RSKMiG had invested $47 million into the Tu-334 before the suspension. It is now finalising a deal with Sberbank, Russia's largest bank, on a credit line for the Tu-334 project. "We also expect funding from the Moscow city government," Toryanin says. Support from Moscow's mayor Yuri Luzhkov is critical in renegotiation of the August 2003 agreement with the carriers Atlant-Soyuz, which is owned by Moscow, and Aerofraht, which jointly ordered 10 Tu-334-100s at a unit price of $12.9 million.
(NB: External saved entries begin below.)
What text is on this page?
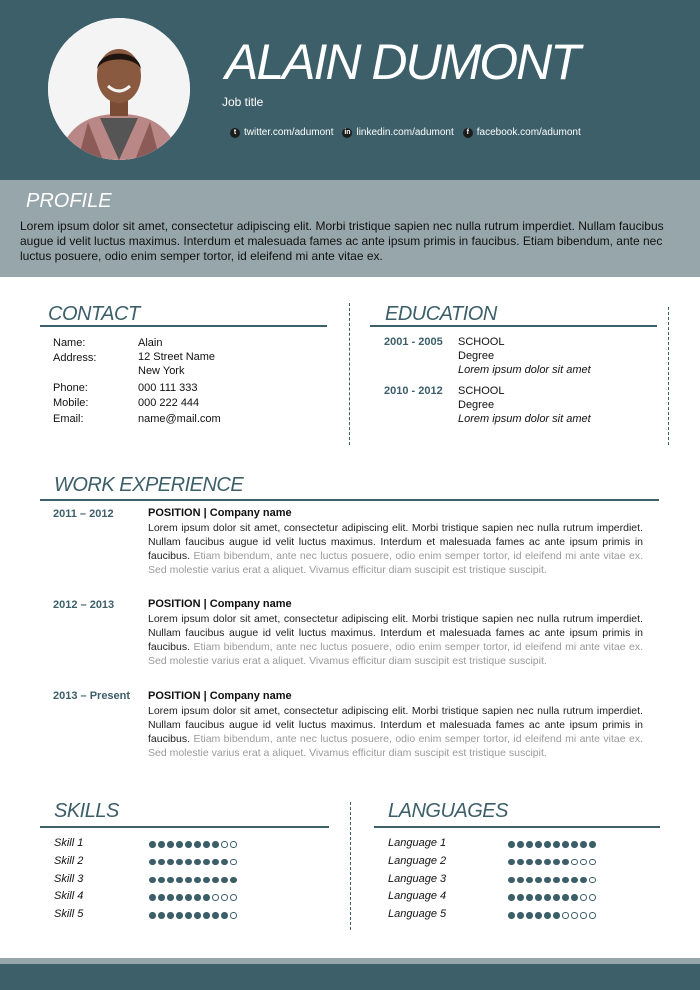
ALAIN DUMONT
Job title
t twitter.com/adumont in linkedin.com/adumont	f facebook.com/adumont
PROFILE
Lorem ipsum dolor sit amet, consectetur adipiscing elit. Morbi tristique sapien nec nulla rutrum imperdiet. Nullam faucibus augue id velit luctus maximus. Interdum et malesuada fames ac ante ipsum primis in faucibus. Etiam bibendum, ante nec luctus posuere, odio enim semper tortor, id eleifend mi ante vitae ex.
CONTACT
Name:	Alain
Address:	12 Street Name
New York
Phone:	000 111 333
Mobile:	000 222 444
Email:	name@mail.com
EDUCATION
2001 - 2005 SCHOOL
Degree
Lorem ipsum dolor sit amet
2010 - 2012 SCHOOL
Degree
Lorem ipsum dolor sit amet
WORK EXPERIENCE
2011 – 2012	POSITION | Company name
Lorem ipsum dolor sit amet, consectetur adipiscing elit. Morbi tristique sapien nec nulla rutrum imperdiet. Nullam faucibus augue id velit luctus maximus. Interdum et malesuada fames ac ante ipsum primis in faucibus. Etiam bibendum, ante nec luctus posuere, odio enim semper tortor, id eleifend mi ante vitae ex. Sed molestie varius erat a aliquet. Vivamus efficitur diam suscipit est tristique suscipit.
2012 – 2013	POSITION | Company name
Lorem ipsum dolor sit amet, consectetur adipiscing elit. Morbi tristique sapien nec nulla rutrum imperdiet. Nullam faucibus augue id velit luctus maximus. Interdum et malesuada fames ac ante ipsum primis in faucibus. Etiam bibendum, ante nec luctus posuere, odio enim semper tortor, id eleifend mi ante vitae ex. Sed molestie varius erat a aliquet. Vivamus efficitur diam suscipit est tristique suscipit.
2013 – Present POSITION | Company name
Lorem ipsum dolor sit amet, consectetur adipiscing elit. Morbi tristique sapien nec nulla rutrum imperdiet. Nullam faucibus augue id velit luctus maximus. Interdum et malesuada fames ac ante ipsum primis in faucibus. Etiam bibendum, ante nec luctus posuere, odio enim semper tortor, id eleifend mi ante vitae ex. Sed molestie varius erat a aliquet. Vivamus efficitur diam suscipit est tristique suscipit.
SKILLS
Skill 1
Skill 2
Skill 3
Skill 4
Skill 5
LANGUAGES
Language 1
Language 2
Language 3
Language 4
Language 5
RSK MiG has also asked the Russian government to resume state funding for Tu-334 production. "There is a large market demand for an aircraft in that size as the Tupolev Tu-134 and Tu-154 lifetimes expire. The Tu-334 is the only modern regional jet certificated. MiG alone cannot cope with the large market demand in Russia and other countries, so a group of manufacturing plants should also take part in the effort," says Toryanin. Lapik expects to roll out its first Tu-334 by the end of this year.